Egypt’s annual inflation declined to 17.5% year-over-year (y-o-y) in October, down from 31.8% in October 2017, the Central Agency for Public Mobilization and Statistics (CAPMAS) announced on Saturday.
However, the annual inflation increased compared to 15.4% in September and 13.6% in August 2018. It was the third consecutive month-over-month (m-o-m) rise in inflation.
The consumer price index (CPI) also increased by 2.8% m-o-m, recording 311.2 points in October, following a previous 2.6% rise in September.
The increase in CPI came as a result of the price hikes of vegetables by 13.2%, and by about 15.1% for education sector services, the report explained.
In July, the annual inflation dropped to 13%, down from 13.8% in June, affected by the decisions of increasing fuel prices by rates ranging between 17.4% and 66.7%.
The inflation witnessed a sharp increase in 2017 following harsh reform measures adopted by the government, including the pound flotation and cutting energy subsidies.
In July 2017, the inflation hit its peak of 34.2%, marking the highest record in nearly three years.
There was some decline in the inflation rate in the period from November 2017 to May 2018, but it increased again in June.
The Central Bank of Egypt (CBE) announced recently that it targets to decrease inflation to 10-16% in the fourth quarter (Q4) of 2018.
This month’s rise caused doubts in the Egyptian market over the CBE’s ability to achieve its targeted inflation rate.
Economic expert Rashad Abdo told Daily News Egypt on Saturday that he is not worried about the inflation rise, pointing out that it may decline in the next month to reach the CBE`s target, or record a slight increase.
Abdo said the country may face some difficulties in 2019 as the government intends to lift fuel subsides completely.
Lifting fuel subsides is part of the economic reform agenda supported by the IMF over an agreement to provide Egypt with $12bn loan. The reform programme was launched in November 2016, slashing a large part of fuel subsidies in 2017, resulting in a 60% surge in fuel prices.
In normal cases, lifting fuel subsides should positively affect fuel expenses bill in the state’s budget, however that did not happen due to fuel prices globally, Abdo stated.
“In line with the global petroleum price hike, Egypt will be forced to further cut the energy subsides in 2019, including fuel and electricity,” he added.
According to this scenario, he continued that all the goods prices will increase, which will consecutively affect the inflation rate likely to go beyond 17.5% in 2019.
“In that case, the CBE will be forced to increase the interest rate which will negatively affect investments,” he expected.

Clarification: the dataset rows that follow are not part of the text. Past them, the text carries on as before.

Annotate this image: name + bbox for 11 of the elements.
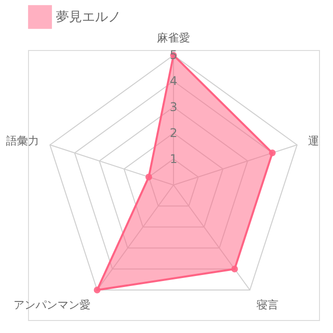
y-tick-label: 5	[170, 48, 178, 62]
y-tick-label: 4	[170, 74, 178, 88]
y-tick-label: 2	[170, 126, 178, 140]
spoke-label: 寝言	[256, 298, 279, 312]
spoke-label: 麻雀愛	[157, 32, 190, 45]
y-tick-label: 1	[170, 152, 178, 166]
spoke-label: 運	[308, 134, 320, 148]
legend-label: 夢見エルノ	[56, 10, 121, 25]
spoke-label: 語彙力	[6, 134, 39, 148]
spoke-label: アンパンマン愛	[13, 298, 90, 312]
y-tick-label: 3	[170, 100, 178, 114]
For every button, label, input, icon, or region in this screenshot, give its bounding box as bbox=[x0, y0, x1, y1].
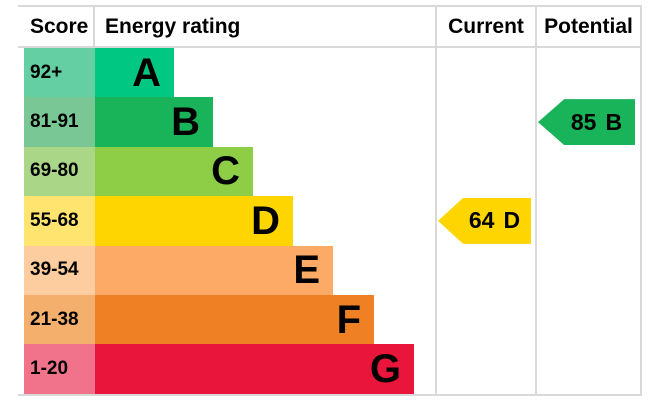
rating-cell-e: E bbox=[95, 245, 435, 295]
score-range-label-e: 39-54 bbox=[30, 259, 79, 281]
band-row-c: 69-80 C bbox=[18, 146, 642, 197]
rating-cell-c: C bbox=[95, 146, 435, 197]
current-score: 64 bbox=[468, 207, 495, 234]
band-bar-a: A bbox=[95, 48, 174, 98]
band-row-b: 81-91 B 85 B bbox=[18, 97, 642, 147]
potential-rating-arrow: 85 B bbox=[538, 99, 635, 146]
header-potential: Potential bbox=[535, 7, 642, 46]
score-range-d: 55-68 bbox=[24, 196, 95, 246]
score-range-label-c: 69-80 bbox=[30, 160, 79, 182]
score-range-label-g: 1-20 bbox=[30, 358, 69, 380]
score-range-g: 1-20 bbox=[24, 344, 95, 394]
band-row-a: 92+ A bbox=[18, 48, 642, 98]
band-row-e: 39-54 E bbox=[18, 245, 642, 295]
current-rating-arrow: 64 D bbox=[438, 197, 531, 244]
score-range-f: 21-38 bbox=[24, 294, 95, 345]
potential-cell-c bbox=[535, 146, 642, 197]
potential-score: 85 bbox=[570, 108, 597, 135]
band-letter-b: B bbox=[171, 100, 200, 145]
potential-band-letter: B bbox=[605, 108, 623, 135]
potential-cell-d bbox=[535, 196, 642, 246]
rating-cell-a: A bbox=[95, 48, 435, 98]
band-row-d: 55-68 D 64 D bbox=[18, 196, 642, 246]
header-current: Current bbox=[435, 7, 535, 46]
current-cell-g bbox=[435, 344, 535, 394]
score-range-label-b: 81-91 bbox=[30, 111, 79, 133]
score-range-a: 92+ bbox=[24, 48, 95, 98]
potential-cell-a bbox=[535, 48, 642, 98]
score-range-e: 39-54 bbox=[24, 245, 95, 295]
band-row-g: 1-20 G bbox=[18, 344, 642, 394]
header-energy-rating: Energy rating bbox=[105, 14, 241, 38]
current-cell-d: 64 D bbox=[435, 196, 535, 246]
band-letter-d: D bbox=[251, 198, 280, 243]
band-row-f: 21-38 F bbox=[18, 294, 642, 345]
band-bar-d: D bbox=[95, 196, 293, 246]
potential-cell-e bbox=[535, 245, 642, 295]
current-cell-b bbox=[435, 97, 535, 147]
potential-cell-b: 85 B bbox=[535, 97, 642, 147]
band-letter-e: E bbox=[293, 248, 320, 293]
band-bar-f: F bbox=[95, 294, 374, 345]
score-range-label-a: 92+ bbox=[30, 61, 63, 83]
score-range-label-d: 55-68 bbox=[30, 209, 79, 231]
rating-cell-b: B bbox=[95, 97, 435, 147]
current-cell-e bbox=[435, 245, 535, 295]
band-bar-e: E bbox=[95, 245, 333, 295]
band-letter-c: C bbox=[211, 149, 240, 194]
header-score: Score bbox=[18, 7, 95, 46]
table-header: Score Energy rating Current Potential bbox=[18, 7, 642, 48]
rating-cell-d: D bbox=[95, 196, 435, 246]
current-cell-c bbox=[435, 146, 535, 197]
epc-energy-rating-chart: Score Energy rating Current Potential 92… bbox=[18, 5, 642, 396]
score-range-b: 81-91 bbox=[24, 97, 95, 147]
potential-cell-f bbox=[535, 294, 642, 345]
current-cell-f bbox=[435, 294, 535, 345]
band-letter-f: F bbox=[336, 297, 361, 342]
current-cell-a bbox=[435, 48, 535, 98]
score-range-c: 69-80 bbox=[24, 146, 95, 197]
band-letter-g: G bbox=[369, 347, 401, 392]
band-bar-c: C bbox=[95, 146, 253, 197]
score-range-label-f: 21-38 bbox=[30, 308, 79, 330]
band-letter-a: A bbox=[132, 50, 161, 95]
current-band-letter: D bbox=[503, 207, 521, 234]
band-bar-b: B bbox=[95, 97, 213, 147]
rating-cell-g: G bbox=[95, 344, 435, 394]
band-bar-g: G bbox=[95, 344, 414, 394]
rating-cell-f: F bbox=[95, 294, 435, 345]
potential-cell-g bbox=[535, 344, 642, 394]
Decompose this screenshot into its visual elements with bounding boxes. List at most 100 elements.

Following the pound flotation in November 2016, the CBE raised the interest rate three times by 7%. The first time was after the flotation directly by 3%, then 2% in last May, and 2% in last July. In 2018, the bank decreased the interest rates by about 1% (100 basis points).
This year’s decline of interest rates was conducted over two times. The first was in mid-February and the second in late March, bringing interest rates to 16.75% for deposits and 17.75% for lending. In the last meeting for the CBE’s Monetary Policy Committee in September, it decided to keep the interest rates unchanged for the fourth time this year.
Abdo noted that he cannot predict the inflation rate in 2019, explaining that it depends on how far the government will decrease the energy subsidies.